Wednesday 26 September 2007

Recognition of colurless horses riding submarines

Bessy had managed to wriggle into the bottom of a pot of seeding compost. She has done it every year since 1998. At that time I thought she might be preparing herself for a 'natural burial' and wanted me to plant an oak over her. So I did and it took her a fortnight to re-emerge in a somewhat bedraggled state. These days she does it when I'm asleep or otherwise occupied. Margaret interprets her behaviour as one of optmistic germination in an attempt to come to terms with sweet peas she happened to rip apart in the summer of 1998.

Felix and some fellows cut down a few oaks and built a horse that was able to paddle itself beside Cold War submarines whilst looking totally innocuous. In this manner they collected all sorts of useful data on submariner attitudes to everlasting dark days when not encountering horses. I suggested today that there must have been all sorts of things the submariners missed out on. Felix suggested I keep my theories to myself in case of harming the 'National Interest'. This much-spouted phenomenon seems to me to be such a vacuous one that I didn't bother arguing with Felix that any theory of mine would have little impact on a national, or any other, interest.

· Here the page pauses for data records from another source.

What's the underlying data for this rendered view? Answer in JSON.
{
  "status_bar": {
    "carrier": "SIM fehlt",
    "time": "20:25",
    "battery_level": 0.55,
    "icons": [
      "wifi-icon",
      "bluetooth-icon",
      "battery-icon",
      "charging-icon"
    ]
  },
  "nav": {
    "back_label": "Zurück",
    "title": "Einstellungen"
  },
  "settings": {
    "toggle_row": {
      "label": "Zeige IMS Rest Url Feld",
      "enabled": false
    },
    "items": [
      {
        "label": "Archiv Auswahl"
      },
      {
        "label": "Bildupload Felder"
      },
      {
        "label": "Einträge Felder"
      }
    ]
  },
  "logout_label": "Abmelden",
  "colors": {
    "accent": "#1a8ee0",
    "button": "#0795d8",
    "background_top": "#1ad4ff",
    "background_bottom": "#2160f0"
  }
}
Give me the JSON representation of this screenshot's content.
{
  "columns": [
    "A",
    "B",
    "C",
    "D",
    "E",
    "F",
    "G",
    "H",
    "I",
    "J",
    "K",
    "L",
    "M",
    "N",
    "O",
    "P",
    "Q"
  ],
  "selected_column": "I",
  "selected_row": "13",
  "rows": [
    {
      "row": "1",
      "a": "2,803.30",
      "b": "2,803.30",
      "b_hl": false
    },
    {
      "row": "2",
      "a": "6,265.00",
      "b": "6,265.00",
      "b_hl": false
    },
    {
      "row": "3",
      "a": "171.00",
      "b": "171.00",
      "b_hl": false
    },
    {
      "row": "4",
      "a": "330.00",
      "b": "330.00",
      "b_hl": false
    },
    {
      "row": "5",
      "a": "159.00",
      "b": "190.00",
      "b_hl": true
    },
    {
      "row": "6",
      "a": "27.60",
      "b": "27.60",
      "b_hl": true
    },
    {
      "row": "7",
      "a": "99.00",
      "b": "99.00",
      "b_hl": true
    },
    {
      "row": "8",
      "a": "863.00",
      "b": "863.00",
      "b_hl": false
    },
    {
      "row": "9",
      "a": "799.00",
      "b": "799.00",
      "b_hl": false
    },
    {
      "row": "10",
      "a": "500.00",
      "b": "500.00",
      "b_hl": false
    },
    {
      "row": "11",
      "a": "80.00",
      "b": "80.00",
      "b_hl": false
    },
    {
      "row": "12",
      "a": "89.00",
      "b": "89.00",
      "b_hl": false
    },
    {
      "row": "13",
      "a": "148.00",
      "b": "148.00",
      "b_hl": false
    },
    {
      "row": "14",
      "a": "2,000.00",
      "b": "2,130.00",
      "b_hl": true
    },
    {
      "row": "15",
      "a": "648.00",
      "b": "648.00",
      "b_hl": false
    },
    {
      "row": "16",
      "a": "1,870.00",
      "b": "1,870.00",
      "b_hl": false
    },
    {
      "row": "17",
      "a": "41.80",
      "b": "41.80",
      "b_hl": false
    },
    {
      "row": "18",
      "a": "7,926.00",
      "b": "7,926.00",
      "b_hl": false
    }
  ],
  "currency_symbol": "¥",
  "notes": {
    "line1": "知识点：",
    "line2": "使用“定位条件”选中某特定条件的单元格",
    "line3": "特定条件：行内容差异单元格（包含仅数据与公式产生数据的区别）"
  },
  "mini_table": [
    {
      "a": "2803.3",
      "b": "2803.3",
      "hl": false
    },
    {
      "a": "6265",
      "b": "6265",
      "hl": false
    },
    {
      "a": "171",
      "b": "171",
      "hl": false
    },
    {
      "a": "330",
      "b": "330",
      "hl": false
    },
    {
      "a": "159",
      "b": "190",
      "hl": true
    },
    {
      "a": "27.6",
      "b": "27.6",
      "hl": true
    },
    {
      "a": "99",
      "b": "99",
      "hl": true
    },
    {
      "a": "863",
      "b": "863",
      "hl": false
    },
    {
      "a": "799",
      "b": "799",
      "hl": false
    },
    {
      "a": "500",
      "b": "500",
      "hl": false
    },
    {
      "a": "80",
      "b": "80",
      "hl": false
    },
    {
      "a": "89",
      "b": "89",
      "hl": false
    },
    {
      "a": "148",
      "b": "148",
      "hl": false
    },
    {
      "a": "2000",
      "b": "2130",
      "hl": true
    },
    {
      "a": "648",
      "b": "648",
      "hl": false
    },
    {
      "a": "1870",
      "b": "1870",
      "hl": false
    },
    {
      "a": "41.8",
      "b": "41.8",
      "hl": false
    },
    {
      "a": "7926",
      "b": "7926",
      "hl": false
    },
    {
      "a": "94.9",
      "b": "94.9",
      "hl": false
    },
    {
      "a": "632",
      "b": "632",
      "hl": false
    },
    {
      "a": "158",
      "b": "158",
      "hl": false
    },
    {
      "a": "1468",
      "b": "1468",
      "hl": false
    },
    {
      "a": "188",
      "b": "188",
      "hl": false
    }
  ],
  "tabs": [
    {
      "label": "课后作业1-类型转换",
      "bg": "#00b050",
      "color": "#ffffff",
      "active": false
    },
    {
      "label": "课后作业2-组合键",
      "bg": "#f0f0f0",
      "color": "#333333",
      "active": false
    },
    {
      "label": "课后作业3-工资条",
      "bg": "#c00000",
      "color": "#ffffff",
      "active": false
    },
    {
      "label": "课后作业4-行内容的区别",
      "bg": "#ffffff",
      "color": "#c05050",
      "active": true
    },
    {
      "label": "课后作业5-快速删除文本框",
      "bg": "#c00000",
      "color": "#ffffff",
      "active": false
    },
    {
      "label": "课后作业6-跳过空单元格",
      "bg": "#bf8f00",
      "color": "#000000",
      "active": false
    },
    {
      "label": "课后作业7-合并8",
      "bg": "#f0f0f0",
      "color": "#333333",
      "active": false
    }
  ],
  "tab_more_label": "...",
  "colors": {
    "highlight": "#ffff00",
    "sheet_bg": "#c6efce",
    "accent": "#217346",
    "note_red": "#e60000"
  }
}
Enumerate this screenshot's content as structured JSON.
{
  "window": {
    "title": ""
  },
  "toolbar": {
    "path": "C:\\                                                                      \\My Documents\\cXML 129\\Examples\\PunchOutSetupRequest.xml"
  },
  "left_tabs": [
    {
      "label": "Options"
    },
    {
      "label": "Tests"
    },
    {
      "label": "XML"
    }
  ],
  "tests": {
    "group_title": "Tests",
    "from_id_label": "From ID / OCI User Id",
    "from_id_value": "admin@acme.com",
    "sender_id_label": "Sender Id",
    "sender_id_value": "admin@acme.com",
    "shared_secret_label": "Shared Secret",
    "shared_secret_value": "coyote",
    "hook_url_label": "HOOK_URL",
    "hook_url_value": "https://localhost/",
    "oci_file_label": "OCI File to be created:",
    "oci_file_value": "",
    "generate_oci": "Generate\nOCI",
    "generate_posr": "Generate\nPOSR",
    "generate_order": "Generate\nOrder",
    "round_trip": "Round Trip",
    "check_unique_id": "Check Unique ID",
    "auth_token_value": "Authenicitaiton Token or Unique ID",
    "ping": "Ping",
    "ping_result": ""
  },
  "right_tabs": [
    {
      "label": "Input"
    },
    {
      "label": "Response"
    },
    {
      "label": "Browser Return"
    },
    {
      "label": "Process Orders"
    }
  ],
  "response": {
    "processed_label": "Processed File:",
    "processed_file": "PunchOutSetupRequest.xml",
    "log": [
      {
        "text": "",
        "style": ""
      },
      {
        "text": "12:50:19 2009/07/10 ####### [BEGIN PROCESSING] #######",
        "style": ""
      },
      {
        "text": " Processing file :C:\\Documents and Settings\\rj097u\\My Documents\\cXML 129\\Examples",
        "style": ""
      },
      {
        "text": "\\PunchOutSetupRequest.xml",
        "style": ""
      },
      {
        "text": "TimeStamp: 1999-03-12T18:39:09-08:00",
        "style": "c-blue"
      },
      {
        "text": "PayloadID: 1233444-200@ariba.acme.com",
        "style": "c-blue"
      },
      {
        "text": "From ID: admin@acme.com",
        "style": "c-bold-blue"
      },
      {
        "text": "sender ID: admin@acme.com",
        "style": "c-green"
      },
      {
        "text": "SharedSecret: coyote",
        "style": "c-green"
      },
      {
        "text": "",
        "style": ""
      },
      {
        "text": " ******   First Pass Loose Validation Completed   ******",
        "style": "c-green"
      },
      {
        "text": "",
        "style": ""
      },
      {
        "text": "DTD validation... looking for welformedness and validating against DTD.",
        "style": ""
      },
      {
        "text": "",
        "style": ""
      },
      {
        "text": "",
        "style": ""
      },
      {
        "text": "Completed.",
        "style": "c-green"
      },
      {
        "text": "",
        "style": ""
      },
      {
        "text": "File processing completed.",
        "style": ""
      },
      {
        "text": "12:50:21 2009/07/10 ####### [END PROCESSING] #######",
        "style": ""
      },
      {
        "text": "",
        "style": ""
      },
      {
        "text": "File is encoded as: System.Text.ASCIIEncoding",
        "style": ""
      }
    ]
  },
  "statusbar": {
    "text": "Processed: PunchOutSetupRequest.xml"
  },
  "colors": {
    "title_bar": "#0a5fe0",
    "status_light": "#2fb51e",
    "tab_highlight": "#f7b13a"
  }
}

It was with some relief that George had returned from selling contraceptive pills to late flowering roses in the Algarve. George was competing in a competition and it would appear that he won it. I suggested that preventing contraception between flowers was likely to bring us more dour and dull days. George winked knowingly and said that just because a flower bought a contraceptive, there was nothing to say it would swallow it. I guess colour will live on, until there's a competition to get flowers to devour the pills too.

Cookie was preparing Mr Billowellow for a trip to the colourful world of musical-lip-balm-sticks-hovering-over-autumn-ponds. I've never been, but Mr Billowellow and Cookie always disappear for the duration of the appointment leaving me to get on with the rather lonely task of treating his teeth. I don't mind if it keeps the patient happy.

I think there's something in the burying of oneself deep away from the outside in an attempt to come to terms with the colour one has, at some point or another, destroyed. Recognising the lost opportunities regardless of the consequential dry lips would seem to be an essential outcome. Does that make sense?